Mirasçıların temel hakkı ise mirasın paylaşılması talebidir. Mirasçılar diledikleri zaman oybirliği ile anlaşarak miras taksim sözleşmesi yapabilir ve terekeyi aralarında paylaşabilirler. Anlaşmalı paylaşımda mirasçılar hangi mal kime kalacak, borçları kim üstlenecek, denkleştirme yapılıp yapılmayacağı gibi konularda mutabakata varırlar. Yapılan paylaşım sözleşmesi yazılı şekilde düzenlenip tüm mirasçılarca imzalanır. Tapu gibi işlemler için resmi şekil de gerektirebilir (gayrimenkullerin devri için tapuda tescil gerekir).

Eğer mirasçılar paylaşım konusunda anlaşamazsa, içlerinden biri sulh hukuku mahkemesinde mirasın paylaşılması davası (eski adıyla taksim davası) açabilir. Mahkeme, önce tereke malvarlığını tespit eder, gerekirse bilirkişi ile kıymet takdiri yaptırır. Ardından pay oranlarına göre taraflara düşecek değeri hesaplar. Mal ayrımı fiilen mümkünse taksim planı yapılır; mümkün değilse ortaklığın satış yoluyla giderilmesine karar verilir. Özellikle birden fazla mirasçıya kalan gayrimenkuller için mahkeme genellikle ortaklığın giderilmesi (izale-i şüyuu) yoluna başvurur; taşınmaz açık arttırmayla satılır ve geliri mirasçılar arasında paylaştırılır. Bu yöntem mirasçılardan birinin malı alıp diğerlerine paylarını vermesi şeklinde de gerçekleşebilir.

Mirasın paylaşımı sırasında denkleştirme (iade) kavramı da önem taşır. Mirasbırakan, sağlığında mirasçılarından birine yaptığı olağanüstü kazandırmaları (örneğin bir ev bağışlaması) diğer mirasçılarla denkleştirmesini istemiş olabilir. Kanun gereği, mirasçılar, mirasbırakan tarafından kendilerine yapılan ve denkleştirmeye tabi kazandırmaları paylaşımda hesaba katmak zorundadır (TMK m.669). Bu sayede mirasçılar arasında adalet sağlanır; biri önceden mal aldıysa paylaşımda bu düşülür.

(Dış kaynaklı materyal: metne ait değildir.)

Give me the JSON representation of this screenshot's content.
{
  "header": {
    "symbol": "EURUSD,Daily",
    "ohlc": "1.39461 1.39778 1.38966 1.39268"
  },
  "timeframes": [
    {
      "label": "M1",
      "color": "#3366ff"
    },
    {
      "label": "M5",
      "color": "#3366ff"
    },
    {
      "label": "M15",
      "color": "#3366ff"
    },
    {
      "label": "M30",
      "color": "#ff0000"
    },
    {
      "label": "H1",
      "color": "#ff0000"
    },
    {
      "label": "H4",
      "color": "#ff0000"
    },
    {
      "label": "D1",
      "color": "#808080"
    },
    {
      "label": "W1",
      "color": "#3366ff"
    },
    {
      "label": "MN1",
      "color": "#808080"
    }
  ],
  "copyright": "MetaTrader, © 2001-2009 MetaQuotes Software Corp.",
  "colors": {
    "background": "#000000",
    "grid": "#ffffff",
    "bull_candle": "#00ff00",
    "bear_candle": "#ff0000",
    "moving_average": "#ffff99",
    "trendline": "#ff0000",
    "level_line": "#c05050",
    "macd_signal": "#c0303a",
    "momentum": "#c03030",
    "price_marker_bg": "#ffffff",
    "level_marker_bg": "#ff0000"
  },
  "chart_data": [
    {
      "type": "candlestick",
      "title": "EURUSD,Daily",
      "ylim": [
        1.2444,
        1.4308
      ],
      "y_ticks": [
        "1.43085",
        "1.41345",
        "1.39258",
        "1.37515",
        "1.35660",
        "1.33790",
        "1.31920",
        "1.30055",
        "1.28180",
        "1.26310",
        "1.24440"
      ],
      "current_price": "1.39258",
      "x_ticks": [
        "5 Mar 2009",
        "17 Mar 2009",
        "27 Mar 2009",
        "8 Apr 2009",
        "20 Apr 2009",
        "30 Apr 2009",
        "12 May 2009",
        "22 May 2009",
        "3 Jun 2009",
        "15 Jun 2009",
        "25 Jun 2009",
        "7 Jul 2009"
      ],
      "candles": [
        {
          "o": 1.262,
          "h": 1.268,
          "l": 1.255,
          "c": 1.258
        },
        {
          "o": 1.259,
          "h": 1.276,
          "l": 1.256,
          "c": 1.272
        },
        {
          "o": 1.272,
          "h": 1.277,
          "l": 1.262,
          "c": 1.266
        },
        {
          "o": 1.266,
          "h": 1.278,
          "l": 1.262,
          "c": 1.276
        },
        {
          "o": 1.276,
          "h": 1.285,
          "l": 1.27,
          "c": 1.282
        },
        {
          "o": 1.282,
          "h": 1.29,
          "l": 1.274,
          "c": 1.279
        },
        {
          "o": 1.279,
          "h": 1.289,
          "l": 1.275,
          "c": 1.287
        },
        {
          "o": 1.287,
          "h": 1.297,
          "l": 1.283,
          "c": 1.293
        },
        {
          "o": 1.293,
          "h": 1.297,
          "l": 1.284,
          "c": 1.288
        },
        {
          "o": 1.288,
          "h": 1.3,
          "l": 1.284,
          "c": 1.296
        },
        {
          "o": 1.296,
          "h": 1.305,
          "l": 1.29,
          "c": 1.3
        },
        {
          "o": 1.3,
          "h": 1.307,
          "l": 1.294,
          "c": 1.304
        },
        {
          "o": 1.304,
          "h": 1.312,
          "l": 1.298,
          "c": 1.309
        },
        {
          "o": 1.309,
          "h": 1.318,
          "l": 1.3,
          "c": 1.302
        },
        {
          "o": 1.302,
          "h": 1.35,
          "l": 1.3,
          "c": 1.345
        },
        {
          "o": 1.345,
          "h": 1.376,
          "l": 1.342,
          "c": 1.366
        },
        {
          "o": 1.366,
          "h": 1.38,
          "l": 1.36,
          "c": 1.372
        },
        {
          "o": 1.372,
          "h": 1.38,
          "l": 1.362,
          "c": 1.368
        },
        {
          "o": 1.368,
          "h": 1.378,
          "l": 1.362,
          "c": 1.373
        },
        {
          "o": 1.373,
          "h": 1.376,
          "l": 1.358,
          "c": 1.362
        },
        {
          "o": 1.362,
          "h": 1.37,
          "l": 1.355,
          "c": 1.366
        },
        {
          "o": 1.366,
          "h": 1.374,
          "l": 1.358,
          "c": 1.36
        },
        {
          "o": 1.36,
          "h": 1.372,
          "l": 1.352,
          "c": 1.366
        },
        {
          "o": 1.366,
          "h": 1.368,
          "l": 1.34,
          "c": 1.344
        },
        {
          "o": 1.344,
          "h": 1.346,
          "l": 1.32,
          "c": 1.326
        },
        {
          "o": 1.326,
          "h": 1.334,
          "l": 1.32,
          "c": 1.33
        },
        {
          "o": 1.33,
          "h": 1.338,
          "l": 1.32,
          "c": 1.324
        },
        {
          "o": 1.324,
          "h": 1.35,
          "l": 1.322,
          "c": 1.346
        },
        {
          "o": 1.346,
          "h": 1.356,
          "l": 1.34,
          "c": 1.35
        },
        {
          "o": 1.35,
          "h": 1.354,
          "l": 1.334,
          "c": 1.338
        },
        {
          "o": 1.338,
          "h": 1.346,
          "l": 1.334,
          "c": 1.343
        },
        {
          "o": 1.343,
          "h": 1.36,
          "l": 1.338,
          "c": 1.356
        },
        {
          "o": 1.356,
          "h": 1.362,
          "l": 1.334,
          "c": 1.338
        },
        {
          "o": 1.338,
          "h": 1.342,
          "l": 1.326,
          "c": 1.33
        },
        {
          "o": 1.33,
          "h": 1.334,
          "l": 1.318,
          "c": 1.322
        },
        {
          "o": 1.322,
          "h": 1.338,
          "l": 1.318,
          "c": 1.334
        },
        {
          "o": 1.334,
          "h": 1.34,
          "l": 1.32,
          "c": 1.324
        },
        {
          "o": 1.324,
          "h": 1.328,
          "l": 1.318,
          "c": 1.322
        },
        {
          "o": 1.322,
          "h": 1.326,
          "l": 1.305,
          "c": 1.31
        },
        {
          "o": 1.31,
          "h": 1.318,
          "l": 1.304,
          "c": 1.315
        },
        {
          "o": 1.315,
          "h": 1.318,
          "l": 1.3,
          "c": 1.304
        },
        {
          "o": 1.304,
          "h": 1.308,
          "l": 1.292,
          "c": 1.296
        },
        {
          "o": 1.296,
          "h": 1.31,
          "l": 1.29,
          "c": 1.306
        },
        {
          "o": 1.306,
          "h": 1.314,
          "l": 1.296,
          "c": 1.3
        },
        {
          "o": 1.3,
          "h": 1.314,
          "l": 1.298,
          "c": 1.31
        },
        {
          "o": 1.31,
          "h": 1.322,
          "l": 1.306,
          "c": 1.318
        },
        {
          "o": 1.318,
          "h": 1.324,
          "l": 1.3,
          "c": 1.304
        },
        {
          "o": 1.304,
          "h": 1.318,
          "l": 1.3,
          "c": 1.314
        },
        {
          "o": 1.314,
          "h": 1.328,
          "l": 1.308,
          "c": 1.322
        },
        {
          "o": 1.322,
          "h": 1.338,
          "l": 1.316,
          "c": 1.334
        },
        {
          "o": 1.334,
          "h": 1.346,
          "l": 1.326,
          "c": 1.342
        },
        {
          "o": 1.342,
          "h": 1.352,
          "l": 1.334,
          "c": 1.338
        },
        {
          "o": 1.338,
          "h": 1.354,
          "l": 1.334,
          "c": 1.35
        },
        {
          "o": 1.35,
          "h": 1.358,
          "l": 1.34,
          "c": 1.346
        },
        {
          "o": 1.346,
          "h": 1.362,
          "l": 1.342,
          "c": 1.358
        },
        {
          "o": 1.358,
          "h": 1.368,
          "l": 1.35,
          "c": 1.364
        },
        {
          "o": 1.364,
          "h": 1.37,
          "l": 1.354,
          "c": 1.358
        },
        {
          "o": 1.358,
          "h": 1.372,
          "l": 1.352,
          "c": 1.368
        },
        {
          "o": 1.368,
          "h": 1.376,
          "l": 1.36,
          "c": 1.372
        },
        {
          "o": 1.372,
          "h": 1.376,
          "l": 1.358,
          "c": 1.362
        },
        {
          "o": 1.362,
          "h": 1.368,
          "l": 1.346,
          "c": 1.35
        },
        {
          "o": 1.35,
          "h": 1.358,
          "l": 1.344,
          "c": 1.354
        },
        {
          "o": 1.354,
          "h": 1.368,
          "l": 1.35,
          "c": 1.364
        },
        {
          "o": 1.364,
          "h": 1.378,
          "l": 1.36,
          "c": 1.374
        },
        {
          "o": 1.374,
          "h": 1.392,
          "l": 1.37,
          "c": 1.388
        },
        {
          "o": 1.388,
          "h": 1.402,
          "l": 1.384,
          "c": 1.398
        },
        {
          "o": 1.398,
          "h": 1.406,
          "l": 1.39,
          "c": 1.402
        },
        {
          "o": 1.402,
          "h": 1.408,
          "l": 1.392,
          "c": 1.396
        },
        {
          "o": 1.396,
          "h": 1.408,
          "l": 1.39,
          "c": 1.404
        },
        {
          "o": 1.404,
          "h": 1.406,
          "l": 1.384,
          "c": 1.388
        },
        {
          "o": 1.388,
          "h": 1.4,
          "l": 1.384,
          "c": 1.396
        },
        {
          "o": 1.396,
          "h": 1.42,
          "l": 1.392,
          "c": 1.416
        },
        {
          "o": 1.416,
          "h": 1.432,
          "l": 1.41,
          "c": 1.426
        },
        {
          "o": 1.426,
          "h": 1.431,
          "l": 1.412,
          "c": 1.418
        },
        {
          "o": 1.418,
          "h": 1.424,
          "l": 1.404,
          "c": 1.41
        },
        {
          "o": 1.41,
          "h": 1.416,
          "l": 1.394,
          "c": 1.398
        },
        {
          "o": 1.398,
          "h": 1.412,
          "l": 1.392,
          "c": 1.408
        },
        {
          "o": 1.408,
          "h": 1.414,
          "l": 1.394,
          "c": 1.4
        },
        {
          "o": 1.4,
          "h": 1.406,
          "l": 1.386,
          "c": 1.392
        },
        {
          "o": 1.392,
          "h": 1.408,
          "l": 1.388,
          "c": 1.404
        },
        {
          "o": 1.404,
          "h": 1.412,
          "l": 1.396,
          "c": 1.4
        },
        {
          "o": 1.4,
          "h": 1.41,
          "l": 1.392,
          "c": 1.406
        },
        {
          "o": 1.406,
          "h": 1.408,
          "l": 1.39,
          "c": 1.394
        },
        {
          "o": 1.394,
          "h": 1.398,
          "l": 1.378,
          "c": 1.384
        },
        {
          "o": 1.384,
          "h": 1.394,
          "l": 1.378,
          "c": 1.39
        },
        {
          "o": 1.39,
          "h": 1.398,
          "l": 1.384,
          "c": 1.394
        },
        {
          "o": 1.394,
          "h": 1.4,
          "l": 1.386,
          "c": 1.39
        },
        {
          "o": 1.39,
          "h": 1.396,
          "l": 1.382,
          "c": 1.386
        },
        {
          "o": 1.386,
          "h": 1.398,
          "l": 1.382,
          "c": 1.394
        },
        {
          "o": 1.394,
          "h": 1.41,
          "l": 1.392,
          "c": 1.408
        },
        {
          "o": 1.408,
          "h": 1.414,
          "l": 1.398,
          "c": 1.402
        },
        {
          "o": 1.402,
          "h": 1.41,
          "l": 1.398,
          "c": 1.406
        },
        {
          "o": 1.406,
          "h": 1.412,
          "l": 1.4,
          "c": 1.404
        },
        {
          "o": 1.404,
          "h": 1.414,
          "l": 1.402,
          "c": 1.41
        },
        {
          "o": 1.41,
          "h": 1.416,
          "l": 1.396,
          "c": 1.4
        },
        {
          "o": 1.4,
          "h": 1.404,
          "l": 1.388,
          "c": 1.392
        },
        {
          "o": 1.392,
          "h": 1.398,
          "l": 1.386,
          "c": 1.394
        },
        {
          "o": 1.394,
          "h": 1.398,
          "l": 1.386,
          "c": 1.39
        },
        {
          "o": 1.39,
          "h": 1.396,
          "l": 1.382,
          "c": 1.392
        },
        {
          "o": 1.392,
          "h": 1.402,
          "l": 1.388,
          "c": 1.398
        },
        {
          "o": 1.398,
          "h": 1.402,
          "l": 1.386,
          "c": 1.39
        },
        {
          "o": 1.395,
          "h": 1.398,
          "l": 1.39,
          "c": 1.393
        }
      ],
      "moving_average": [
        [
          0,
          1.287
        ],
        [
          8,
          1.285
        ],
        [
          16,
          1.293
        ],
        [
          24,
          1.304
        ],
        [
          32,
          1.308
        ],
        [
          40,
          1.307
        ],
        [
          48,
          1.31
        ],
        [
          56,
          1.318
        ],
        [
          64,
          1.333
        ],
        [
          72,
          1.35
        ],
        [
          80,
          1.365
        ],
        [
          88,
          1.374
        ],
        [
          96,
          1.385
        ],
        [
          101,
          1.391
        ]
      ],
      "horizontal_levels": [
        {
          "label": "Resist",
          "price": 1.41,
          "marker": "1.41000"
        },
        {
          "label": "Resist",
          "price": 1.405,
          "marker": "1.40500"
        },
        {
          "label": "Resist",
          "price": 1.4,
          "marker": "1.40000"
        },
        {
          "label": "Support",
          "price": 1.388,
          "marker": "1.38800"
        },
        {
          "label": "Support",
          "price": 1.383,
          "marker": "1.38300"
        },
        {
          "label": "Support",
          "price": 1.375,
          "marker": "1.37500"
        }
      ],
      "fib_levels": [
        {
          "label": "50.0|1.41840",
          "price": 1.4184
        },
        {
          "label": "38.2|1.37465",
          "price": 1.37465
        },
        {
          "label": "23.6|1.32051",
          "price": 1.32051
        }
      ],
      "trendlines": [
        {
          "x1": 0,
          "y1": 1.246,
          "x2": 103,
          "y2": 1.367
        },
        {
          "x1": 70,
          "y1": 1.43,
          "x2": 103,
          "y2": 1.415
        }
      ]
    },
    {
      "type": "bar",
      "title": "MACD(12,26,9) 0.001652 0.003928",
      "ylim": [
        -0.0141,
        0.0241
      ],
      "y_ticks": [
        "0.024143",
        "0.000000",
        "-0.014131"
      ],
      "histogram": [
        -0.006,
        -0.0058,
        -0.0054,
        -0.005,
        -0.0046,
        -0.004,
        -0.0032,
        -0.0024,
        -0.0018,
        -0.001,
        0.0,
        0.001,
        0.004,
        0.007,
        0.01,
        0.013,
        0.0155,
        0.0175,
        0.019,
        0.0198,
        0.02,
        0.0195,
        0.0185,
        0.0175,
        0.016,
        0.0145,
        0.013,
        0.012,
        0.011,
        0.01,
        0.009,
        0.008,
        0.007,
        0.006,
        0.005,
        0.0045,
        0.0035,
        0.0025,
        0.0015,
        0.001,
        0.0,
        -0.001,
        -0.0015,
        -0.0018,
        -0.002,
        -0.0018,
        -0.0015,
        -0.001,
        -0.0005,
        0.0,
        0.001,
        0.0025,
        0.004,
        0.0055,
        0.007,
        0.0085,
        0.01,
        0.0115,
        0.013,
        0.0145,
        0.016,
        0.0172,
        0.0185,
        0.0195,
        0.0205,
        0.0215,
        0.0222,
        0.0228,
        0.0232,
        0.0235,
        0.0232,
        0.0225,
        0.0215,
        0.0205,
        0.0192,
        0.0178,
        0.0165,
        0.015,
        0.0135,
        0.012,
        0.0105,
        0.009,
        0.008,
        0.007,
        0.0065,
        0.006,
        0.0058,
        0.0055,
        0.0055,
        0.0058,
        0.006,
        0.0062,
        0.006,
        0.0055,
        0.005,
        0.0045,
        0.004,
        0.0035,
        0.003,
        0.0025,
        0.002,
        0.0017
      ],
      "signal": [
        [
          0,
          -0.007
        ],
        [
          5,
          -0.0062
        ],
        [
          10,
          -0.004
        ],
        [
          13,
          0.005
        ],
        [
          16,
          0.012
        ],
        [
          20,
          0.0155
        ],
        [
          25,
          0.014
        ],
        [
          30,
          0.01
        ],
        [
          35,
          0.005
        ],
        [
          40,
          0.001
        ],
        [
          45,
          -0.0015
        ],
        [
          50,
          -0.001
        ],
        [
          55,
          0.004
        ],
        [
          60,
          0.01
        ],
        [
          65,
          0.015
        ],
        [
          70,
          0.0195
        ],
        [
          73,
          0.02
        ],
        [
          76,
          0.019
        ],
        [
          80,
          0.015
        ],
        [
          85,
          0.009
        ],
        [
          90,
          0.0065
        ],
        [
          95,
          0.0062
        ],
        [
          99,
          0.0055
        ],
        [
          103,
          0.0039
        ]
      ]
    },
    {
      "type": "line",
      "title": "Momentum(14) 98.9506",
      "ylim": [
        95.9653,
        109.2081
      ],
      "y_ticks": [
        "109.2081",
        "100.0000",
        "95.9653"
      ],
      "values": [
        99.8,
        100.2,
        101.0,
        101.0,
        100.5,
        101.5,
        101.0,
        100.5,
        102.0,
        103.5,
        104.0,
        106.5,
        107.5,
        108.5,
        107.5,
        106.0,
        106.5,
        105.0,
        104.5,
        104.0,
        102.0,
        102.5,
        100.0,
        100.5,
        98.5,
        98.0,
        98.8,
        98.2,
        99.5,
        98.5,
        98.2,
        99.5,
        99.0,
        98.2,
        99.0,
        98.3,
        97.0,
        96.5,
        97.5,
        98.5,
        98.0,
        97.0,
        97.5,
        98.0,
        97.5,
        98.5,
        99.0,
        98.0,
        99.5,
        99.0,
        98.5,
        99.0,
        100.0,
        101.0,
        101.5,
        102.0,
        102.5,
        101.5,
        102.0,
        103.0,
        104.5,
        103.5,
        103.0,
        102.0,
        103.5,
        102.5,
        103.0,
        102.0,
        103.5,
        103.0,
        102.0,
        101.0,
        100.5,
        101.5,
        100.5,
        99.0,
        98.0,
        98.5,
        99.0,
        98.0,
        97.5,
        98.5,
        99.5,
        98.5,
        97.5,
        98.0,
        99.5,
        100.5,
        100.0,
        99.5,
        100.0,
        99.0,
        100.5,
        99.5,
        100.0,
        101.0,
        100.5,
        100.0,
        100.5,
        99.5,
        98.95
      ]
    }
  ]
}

Paylaşım sonucunda mirasçılar, kendilerine düşen mal ve hakların kişisel mülkiyetine sahip olurlar. Paylaşım yapılana kadar terekeye ilişkin alacak ve borçlarda mirasçılar birlikte hareket etmek zorundayken, paylaşım yapıldıktan sonra herkes kendi payına düşen alacakları tahsil eder, borçları öder. Mirasçıların miras bırakanın borçlarından sorumluluğu da paylaşım sonrası devam eder ancak aralarındaki iç ilişkiye göre paylaştırılabilir.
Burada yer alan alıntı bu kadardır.